Thank you – it’s great to be back. I worked at ARM for almost eight years on some significant workplace, educational, heritage, and arts projects including RMIT OurPlace (workplace), University of Adelaide Common Teaching Area Upgrades, Arts West and Geelong Library to name a few.

In my time away from ARM, I completed a Master of Teaching (Secondary) at the University of Melbourne. During these two years, I had the opportunity to teach in different schools – both government and independent. I taught art, design (including architecture!) and music to secondary school students and was a specialised VCE tutor in the classroom. This period taught me many things about effective teaching and learning – both strategies and techniques to be an effective teacher, but just as importantly, the type of architectural environments that foster great learning opportunities and cater to the diverse range of learning needs and abilities we see in classrooms today.

I still teach – currently at tertiary level at the University of Melbourne for Master of Architecture design students in the evenings after work.

As both a qualified teacher and architect, how do you think your unique disciplinary background will influence your practice as an architect?
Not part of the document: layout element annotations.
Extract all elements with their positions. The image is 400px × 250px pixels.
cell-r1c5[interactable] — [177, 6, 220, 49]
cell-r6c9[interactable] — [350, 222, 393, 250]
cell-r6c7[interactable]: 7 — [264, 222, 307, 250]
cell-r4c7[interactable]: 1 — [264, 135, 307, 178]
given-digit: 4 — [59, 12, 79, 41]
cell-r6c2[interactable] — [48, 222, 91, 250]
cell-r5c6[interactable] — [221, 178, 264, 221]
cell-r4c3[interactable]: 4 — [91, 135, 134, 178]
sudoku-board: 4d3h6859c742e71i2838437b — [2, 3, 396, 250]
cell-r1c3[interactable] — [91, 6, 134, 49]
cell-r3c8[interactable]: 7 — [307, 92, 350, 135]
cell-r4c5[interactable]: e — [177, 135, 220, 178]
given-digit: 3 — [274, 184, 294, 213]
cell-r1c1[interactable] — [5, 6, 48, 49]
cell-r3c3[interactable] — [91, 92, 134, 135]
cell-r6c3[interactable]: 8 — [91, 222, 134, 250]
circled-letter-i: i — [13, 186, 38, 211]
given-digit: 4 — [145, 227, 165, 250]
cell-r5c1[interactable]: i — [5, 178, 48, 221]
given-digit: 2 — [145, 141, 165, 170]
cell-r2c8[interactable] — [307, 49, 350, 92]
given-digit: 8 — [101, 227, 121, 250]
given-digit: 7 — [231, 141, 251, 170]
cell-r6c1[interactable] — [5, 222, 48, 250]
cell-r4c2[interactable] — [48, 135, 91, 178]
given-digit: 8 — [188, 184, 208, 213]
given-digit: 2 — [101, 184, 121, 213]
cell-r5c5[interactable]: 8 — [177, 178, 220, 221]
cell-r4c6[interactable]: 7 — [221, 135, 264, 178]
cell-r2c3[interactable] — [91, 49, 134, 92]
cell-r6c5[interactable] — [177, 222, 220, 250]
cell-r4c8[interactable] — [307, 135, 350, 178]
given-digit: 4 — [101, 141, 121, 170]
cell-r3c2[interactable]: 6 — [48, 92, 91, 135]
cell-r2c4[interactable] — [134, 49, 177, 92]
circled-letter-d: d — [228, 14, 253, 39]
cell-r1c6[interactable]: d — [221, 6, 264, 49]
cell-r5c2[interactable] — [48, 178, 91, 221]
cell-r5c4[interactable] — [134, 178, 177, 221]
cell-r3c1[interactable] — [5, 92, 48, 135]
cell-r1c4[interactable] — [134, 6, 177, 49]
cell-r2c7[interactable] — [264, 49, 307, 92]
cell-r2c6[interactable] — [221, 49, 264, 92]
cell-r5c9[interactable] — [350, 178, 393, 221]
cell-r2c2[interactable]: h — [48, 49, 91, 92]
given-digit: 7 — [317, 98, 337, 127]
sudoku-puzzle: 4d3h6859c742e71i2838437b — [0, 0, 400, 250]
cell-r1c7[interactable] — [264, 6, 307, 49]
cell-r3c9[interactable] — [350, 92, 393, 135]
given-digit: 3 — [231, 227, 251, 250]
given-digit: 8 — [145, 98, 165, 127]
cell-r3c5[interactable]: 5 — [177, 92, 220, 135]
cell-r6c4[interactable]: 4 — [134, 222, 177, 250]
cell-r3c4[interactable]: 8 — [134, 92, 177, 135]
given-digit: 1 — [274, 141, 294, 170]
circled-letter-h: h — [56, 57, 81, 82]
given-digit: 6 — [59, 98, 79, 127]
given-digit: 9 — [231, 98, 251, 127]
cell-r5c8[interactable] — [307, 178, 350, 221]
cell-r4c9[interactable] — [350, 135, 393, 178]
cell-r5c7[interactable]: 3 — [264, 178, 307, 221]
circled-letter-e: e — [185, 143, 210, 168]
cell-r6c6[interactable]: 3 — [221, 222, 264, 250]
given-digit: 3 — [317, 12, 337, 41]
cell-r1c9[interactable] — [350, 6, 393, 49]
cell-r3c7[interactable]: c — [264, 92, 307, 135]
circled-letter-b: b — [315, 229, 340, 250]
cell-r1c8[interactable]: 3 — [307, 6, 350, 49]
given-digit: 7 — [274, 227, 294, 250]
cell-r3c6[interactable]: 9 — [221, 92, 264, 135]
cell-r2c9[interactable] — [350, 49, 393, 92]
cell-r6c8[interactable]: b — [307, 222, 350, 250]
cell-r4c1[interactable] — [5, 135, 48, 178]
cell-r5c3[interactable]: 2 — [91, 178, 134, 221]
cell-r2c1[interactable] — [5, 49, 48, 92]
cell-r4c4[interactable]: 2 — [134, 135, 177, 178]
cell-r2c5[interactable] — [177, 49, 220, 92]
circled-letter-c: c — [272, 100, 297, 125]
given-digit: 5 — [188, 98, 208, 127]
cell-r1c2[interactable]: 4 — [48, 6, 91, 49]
When I was a pre-service teacher in the classroom during placements, I was afforded the unique opportunity to observe many lessons, watching experienced teachers from different subject backgrounds. Being invited into their classrooms, my role was to observe teaching strategies and student behaviour, but I couldn’t help but notice the teaching environments and how this impacted the success of a lesson. I noticed that even the most experienced teachers could have trouble managing a class if the teaching spaces didn’t support them – with blind corners or restricted visibility for both students and teachers, rooms that were not fit for purpose or had poor movement circulation, making it difficult for students to remain engaged.

Teaching spaces that support student engagement, wellbeing, and safety, different modes of learning, and behaviour management are paramount. Upon walking into the classroom, you can tell almost immediately if a space is going to support the lesson or introduce unnecessary challenges. If a classroom is well-designed, it is easier to teach, and the students have a better learning experience – this includes elements such as different modes for working for both collaborative and social, or quiet and independent, environmental comfort within the classroom, display spaces to proudly display student work or classroom expectations, safety elements, acoustic control, storage, lighting, great visibility, etc.

As an architect with experience as a teacher, I understand school environments and the perspectives of students and teachers. I want to design and deliver spaces that are hard-working, highly functional, promote safety and wellbeing, classroom management and are inspiring. Spaces that are supportive and introduce students to a love of learning, providing students with the best spaces and, in turn, opportunities to thrive – whatever their backgrounds may be. From the perspective of a teacher – I want to design spaces that support what I believe to be one of the most difficult, important, and rewarding career pathways to enable our passionate educators to continue to teach generations to come.

What’s the most inspiring/moving place you’ve ever visited, and what did you love about it?

Whenever I travel, I find inspiration through food, architecture, art, music, and culture. Recently, I spent some time in Italy attending a painting course in Florence and travelling around the country. During this time, I visited Pompeii. As an ancient city preserved in time, I found it fascinating that many of the architectural planning elements and road systems were not dissimilar to the principles we still apply today!